MADISON, WI (March 18, 2019) — The Seventh Circuit Court of Appeals declared the clergy housing allowance constitutional, overturning a lower court’s decision on Friday.
Under the law, a “minister of the gospel” doesn’t pay income taxes on compensation that is designated part of a housing allowance. In 2017, the Freedom from Religion Foundation (FFRF) sued the government, arguing that the law discriminates against secular employees. “Minister of the gospel” has been understood to mean any clergy.
U.S. District Judge Barbara Crabb had ruled in FRFF’s favor, agreeing that the housing allowance violates the First Amendment’s Establishment Clause.
The panel of three judges, however, said the law was constitutional based on a 1971 U.S. Supreme Court ruling, which stated that for the statute to be legal, “it has a clearly secular purpose; has a primary effect that neither advances nor inhibits religion; and does not foster an excessive entanglement between church and state.”
The court ruled Friday that the clergy housing allowance does not sponsor religion but keeps the government from forcing the church to support the state and does not compel the church to promote religion on behalf of the state.
Circuit judge Michael Brennan wrote in the opinion that, “FFRF claims Section 107(2) renders unto God that which is Caesar’s. But this tax provision falls into the play between the joints of the Free Exercise Clause and the Establishment Clause: neither commanded by the former, nor proscribed by the latter.”

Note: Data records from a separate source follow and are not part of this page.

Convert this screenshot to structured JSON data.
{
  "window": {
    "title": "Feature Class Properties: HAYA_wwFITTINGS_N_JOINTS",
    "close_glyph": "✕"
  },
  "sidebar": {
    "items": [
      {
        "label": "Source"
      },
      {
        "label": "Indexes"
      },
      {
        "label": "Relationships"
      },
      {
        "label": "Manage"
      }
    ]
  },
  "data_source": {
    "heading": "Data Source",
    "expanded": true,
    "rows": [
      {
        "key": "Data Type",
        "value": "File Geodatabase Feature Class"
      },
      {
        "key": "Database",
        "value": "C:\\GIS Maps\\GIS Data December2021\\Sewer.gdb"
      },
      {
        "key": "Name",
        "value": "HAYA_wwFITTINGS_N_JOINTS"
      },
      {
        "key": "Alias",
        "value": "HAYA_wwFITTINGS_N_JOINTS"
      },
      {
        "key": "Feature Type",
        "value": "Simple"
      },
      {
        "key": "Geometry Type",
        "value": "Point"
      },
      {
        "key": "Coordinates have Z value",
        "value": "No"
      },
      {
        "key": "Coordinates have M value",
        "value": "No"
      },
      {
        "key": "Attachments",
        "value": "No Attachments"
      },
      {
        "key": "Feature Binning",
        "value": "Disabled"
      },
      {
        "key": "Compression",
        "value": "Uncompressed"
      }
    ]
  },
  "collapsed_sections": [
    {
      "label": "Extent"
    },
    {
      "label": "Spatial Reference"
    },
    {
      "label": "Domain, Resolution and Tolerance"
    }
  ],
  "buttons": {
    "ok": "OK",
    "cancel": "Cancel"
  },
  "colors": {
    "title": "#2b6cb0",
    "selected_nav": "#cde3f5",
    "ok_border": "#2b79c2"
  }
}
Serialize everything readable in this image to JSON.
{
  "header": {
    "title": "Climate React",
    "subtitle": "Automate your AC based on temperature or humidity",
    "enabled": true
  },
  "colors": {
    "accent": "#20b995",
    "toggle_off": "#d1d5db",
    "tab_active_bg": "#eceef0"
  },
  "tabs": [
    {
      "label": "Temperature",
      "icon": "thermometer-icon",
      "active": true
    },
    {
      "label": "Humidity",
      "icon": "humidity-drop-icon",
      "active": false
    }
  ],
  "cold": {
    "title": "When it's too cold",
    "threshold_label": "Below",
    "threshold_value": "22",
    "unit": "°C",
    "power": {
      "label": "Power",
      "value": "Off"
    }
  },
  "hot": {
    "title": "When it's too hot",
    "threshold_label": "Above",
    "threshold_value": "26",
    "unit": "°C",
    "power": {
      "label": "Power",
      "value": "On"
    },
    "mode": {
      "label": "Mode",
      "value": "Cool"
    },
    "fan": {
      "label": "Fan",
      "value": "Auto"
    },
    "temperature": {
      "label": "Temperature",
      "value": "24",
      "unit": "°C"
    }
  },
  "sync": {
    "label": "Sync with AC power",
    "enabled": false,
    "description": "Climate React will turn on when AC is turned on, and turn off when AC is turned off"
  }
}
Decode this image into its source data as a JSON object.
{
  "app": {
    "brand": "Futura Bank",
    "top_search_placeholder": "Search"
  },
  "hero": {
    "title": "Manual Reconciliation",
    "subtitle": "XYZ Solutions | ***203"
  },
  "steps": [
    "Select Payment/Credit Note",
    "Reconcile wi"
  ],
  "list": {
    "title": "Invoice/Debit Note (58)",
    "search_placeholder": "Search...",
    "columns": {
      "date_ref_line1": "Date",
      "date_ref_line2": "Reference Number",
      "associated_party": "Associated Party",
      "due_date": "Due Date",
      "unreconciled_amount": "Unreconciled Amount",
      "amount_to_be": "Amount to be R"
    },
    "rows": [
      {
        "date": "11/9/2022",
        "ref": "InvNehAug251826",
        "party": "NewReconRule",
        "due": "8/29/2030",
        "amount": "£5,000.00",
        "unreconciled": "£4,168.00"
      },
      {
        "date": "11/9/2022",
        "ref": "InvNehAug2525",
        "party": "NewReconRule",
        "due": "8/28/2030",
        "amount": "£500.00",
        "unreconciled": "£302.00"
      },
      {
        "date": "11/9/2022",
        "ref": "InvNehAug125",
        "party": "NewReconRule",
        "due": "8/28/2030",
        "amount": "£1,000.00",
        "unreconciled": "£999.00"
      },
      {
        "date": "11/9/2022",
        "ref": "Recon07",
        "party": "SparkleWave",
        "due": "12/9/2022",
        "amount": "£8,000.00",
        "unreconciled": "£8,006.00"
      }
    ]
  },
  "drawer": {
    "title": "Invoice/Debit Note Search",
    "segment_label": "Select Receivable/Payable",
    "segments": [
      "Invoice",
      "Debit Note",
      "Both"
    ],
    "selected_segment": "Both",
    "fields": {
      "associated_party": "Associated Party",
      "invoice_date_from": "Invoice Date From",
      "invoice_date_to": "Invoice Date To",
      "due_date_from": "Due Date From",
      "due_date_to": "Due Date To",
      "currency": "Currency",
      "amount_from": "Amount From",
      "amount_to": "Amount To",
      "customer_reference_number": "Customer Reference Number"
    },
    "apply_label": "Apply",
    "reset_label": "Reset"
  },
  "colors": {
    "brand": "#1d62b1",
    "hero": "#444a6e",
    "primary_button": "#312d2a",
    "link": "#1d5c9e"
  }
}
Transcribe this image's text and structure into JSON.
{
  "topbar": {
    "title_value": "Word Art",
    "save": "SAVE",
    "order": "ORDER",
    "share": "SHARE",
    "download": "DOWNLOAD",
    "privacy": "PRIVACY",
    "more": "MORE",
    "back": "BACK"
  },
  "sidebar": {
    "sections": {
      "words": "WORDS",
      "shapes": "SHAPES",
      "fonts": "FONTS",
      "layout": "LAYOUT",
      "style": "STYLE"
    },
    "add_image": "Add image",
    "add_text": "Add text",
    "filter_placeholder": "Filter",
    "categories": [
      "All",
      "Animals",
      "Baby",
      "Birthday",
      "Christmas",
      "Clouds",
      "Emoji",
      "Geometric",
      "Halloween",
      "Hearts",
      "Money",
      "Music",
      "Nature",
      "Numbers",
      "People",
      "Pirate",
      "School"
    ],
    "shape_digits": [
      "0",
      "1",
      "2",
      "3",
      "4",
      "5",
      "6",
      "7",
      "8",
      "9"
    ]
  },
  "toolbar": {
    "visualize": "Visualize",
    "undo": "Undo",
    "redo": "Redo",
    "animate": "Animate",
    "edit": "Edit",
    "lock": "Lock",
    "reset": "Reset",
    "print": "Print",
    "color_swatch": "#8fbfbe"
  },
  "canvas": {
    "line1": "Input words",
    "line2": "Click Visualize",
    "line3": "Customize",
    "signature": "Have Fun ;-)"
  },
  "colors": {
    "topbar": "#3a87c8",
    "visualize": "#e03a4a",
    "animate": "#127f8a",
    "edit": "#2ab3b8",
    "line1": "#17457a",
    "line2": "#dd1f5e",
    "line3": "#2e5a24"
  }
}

The FFRF is expected to appeal to the U.S. Supreme Court, but the group said it has not yet made a decision.
It is the second time the Seventh District has overruled Crabb on the issue. In 2013, she agreed with the FFRF when it attempted to have the clergy housing allowance declared unconstitutional, but the three-judge panel overturned her decision the following year.
Religious organizations have contended that eliminating the housing allowance would make it impossible for many houses of worship to afford clergy.